Transmission and bandgap characteristics of a duct mounted with multiple hybrid Helmholtz resonators

This paper describes a duct mounted with multiple hybrid Helmholtz resonators (HHRs) for low-frequency noise control in a piping system. The newly designed HHR is composed of a cavity and a connective neck with a coupling membrane and a perforated plate. Based on the transfer matrix method and equivalent mass-spring model of the membrane, the acoustic impedance of the HHR can be obtained. Sound radiation performance of the unit cell is carefully investigated using a numerical simulation method. Besides, the transmission loss (TL) and bandgap behavior of finite and infinite pipe can be evaluated, respectively. All the theoretical results are verified with corresponding numerical simulation.

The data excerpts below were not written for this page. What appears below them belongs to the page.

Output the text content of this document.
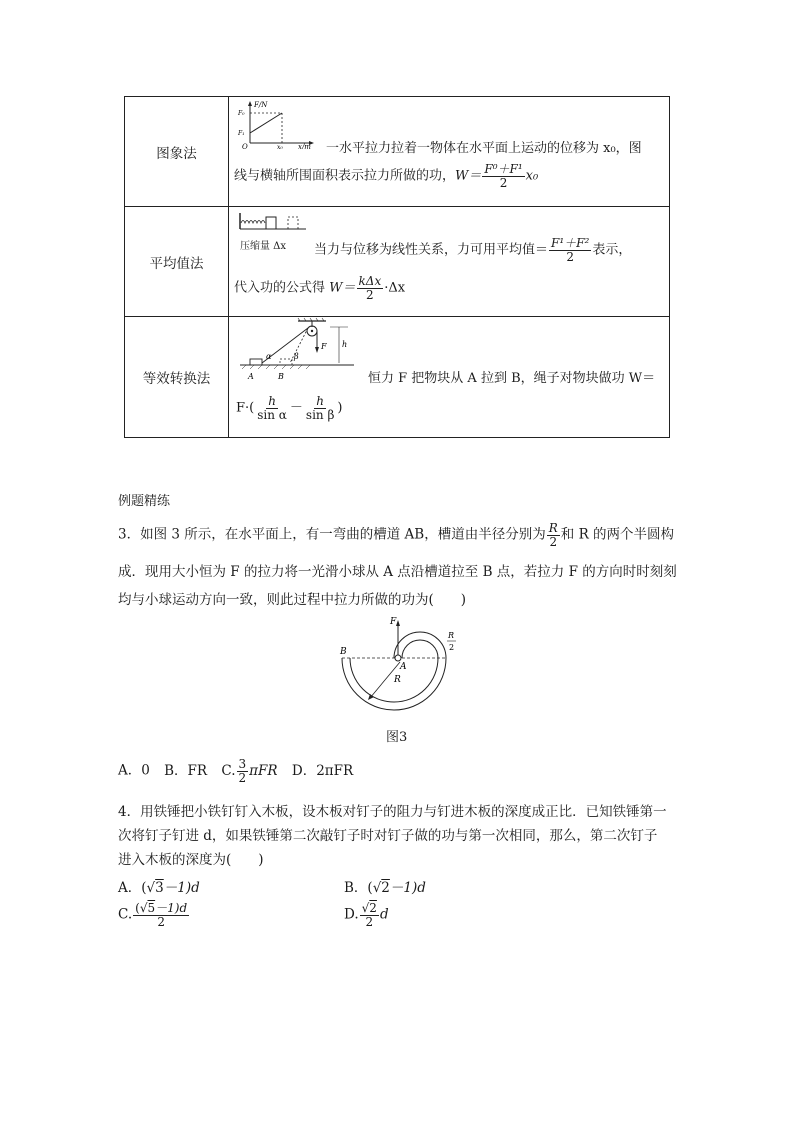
图象法
F/N
F₀
F₁
O	x₀ x/m 一水平拉力拉着一物体在水平面上运动的位移为 x₀，图
线与横轴所围面积表示拉力所做的功，$W= \frac{\text{F⁰＋F¹}}{2} x_0$
平均值法
压缩量 Δx 当力与位移为线性关系，力可用平均值＝ $\frac{\text{F¹＋F²}}{2}$ 表示，
代入功的公式得 $W= \frac{\text{kΔx}}{2} \cdot\Delta x$
等效转换法
α	β
F h
A	B	恒力 F 把物块从 A 拉到 B，绳子对物块做功 W＝
$F\cdot( \frac{h}{\text{sin α}} - \frac{h}{\text{sin β}}$ )
例题精练
3．如图 3 所示，在水平面上，有一弯曲的槽道 AB，槽道由半径分别为 $\frac{R}{2}$ 和 R 的两个半圆构
成．现用大小恒为 F 的拉力将一光滑小球从 A 点沿槽道拉至 B 点，若拉力 F 的方向时时刻刻
均与小球运动方向一致，则此过程中拉力所做的功为(　　)
B
A
F
R
R
2
图3
A．0 B．FR C. $\frac{3}{2}$ πFR D．2πFR
4．用铁锤把小铁钉钉入木板，设木板对钉子的阻力与钉进木板的深度成正比．已知铁锤第一
次将钉子钉进 d，如果铁锤第二次敲钉子时对钉子做的功与第一次相同，那么，第二次钉子
进入木板的深度为(　　)
A．(√3－1)d	B．(√2－1)d
C. $\frac{(√5-1)d}{2}$	D. $\frac{√2}{2}$ d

It is shown that, compared with traditional HR (THR), the HHR exhibit superior TL performance in the low-frequency region, and the energy radiated through the membrane at the first-order resonant frequency is relatively small. Damping caused by the perforated plate has a considerable impact on both the TL and band structure of the periodic pipe. The underlying physical mechanism is then revealed in combination with acoustic modes in the band structure. Additionally, the effect of the perforated plate on the bandgap coupling characteristics is also examined. Eventually, experimental study is also carried out to validate the acoustic performance of the HHRs. Summarizing, this study provides new insights into noise elimination in periodic piping systems. (C) 2021 Published by Elsevier Ltd.

Automated summary

This paper introduces a duct mounted with multiple hybrid Helmholtz resonators (HHRs) for low-frequency noise control in a piping system, showing superior transmission loss performance in the low-frequency region compared to traditional Helmholtz resonators. The study investigates the impact of the perforated plate on damping and band structure of the periodic pipe, revealing the underlying physical mechanism and examining the effect on bandgap coupling characteristics. Additionally, experimental validation is carried out to confirm the acoustic performance of the newly designed HHRs.